Abdelaziz Belaïd: un sérieux outsider dans les starting-blocks

aziz belaid

Premier chef de parti à être consulté par le Panel dit de l’Instance de médiation et du Dialogue, Abdelaziz Belaïd, président du Front El Moustakbal, se pose aujourd’hui, à la lumière de tout ce qui a été établi, comme un sérieux concurrent pour la prochaine élection présidentielle.

Ce qui ressort déjà de son entrevue avec Karim Younès, coordonnateur de l’Instance de médiation et du Dialogue, c’est son engagement pour un dialogue national sans exclusive, la tenue d’une élection « transparente et régulière », pour élire un président de la République, édifier un Etat de droit et concrétiser les principes d’une démocratie réelle », selon ses termes lors d’une conférence de presse conjointe avec le coordonnateur de l’Instance de médiation et du Dialogue, Karim Younes.
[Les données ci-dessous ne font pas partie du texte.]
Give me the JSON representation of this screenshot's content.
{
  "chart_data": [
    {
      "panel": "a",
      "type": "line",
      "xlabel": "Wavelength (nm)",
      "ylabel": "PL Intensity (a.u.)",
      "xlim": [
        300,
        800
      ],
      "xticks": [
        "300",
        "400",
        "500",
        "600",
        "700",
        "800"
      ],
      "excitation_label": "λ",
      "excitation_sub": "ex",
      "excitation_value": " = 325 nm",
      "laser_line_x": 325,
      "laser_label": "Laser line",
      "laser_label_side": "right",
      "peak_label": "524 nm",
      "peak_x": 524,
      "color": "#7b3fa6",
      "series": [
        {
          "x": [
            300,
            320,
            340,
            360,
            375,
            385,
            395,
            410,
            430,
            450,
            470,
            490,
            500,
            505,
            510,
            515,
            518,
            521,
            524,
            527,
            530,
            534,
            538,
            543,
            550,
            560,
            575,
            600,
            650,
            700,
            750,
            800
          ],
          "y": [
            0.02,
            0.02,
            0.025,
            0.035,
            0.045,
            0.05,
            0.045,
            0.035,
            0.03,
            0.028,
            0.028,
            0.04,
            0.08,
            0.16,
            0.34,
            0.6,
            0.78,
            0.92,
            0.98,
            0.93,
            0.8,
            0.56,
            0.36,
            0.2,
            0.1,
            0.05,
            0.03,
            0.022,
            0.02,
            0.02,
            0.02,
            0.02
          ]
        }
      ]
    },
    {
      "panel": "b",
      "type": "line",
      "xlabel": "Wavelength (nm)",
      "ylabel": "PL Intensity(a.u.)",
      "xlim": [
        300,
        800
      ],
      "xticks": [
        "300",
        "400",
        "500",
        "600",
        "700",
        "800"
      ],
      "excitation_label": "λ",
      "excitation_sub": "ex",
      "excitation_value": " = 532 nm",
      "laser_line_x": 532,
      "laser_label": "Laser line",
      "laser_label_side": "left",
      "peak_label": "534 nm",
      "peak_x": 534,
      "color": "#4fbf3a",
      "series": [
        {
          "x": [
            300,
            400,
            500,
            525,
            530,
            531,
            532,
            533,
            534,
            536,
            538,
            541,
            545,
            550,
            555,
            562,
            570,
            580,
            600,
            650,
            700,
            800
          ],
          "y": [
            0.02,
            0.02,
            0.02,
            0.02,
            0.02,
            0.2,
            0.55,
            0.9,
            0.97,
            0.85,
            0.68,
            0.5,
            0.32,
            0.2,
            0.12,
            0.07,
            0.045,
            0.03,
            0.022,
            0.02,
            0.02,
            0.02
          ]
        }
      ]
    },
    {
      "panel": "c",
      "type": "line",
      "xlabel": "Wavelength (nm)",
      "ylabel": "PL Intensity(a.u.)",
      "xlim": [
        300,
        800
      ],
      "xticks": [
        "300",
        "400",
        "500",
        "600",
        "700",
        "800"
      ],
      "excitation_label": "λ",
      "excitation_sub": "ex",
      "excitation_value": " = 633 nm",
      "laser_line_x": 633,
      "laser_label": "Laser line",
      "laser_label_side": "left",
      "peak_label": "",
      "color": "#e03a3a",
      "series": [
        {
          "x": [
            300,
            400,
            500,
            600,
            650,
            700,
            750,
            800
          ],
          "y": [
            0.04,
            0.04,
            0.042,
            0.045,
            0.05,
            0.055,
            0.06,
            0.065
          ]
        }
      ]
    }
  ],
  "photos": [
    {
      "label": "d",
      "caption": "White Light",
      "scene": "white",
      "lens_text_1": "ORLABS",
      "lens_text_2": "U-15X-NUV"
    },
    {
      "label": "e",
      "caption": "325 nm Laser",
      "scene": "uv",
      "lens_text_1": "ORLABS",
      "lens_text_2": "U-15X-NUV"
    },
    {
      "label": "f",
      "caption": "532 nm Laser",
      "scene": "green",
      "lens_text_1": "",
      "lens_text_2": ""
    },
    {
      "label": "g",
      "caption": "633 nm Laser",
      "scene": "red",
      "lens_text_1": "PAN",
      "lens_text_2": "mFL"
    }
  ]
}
Se mettant dans les habits d’un politicien rassembleur plutôt que dans ceux d’un chef de parti revendicatif, il a appelé tous les acteurs politiques et les organisations de la société civile à participer au dialogue afin de sortir le pays de la crise qu’il traverse , mettant en relief les efforts de l’institution militaire pour préserver la sécurité et la stabilité du pays.

Fédérateur, comme le veut le slogan de son parti, créé en 2012, avec ses trois mots d’ordre « dialogue, stabilité et développement », il est constant dans sa démarche, toujours s’inscrivant dans la droite ligne de la légalité, comme il est le premier à dire oui et à s’engager pleinement dans le dialogue national.

Deux mois après le début du hirak, après la chute du système Bouteflika, Belaïd a accepté d’être reçu par le chef de l’État par intérim, Abdelkader Bensalah, affirmant s’en tenir à une application stricte de la Constitution, et rejetant ainsi toute forme de transition et se déclarant prêt à participer à l’élection présidentielle qui était alors prévue pour le 4 juillet 2019, avant d’être annulée pour les motifs que l’on connait.

N’ayant été ni la coalition des Quatre, ni dans l’opposition stérile, il garde une démarche faite de constance et de régularité, ce qui lui a permis d’engranger, en peu d’années, de bons résultats politiques, que les élections législatives et communales ont confirmé depuis lors. Vu sous cet angle-là, Belaïd se pose aujourd’hui comme un redoutable concurrent sur lequel il faudrait compter et aussi en  sérieux présidentiable.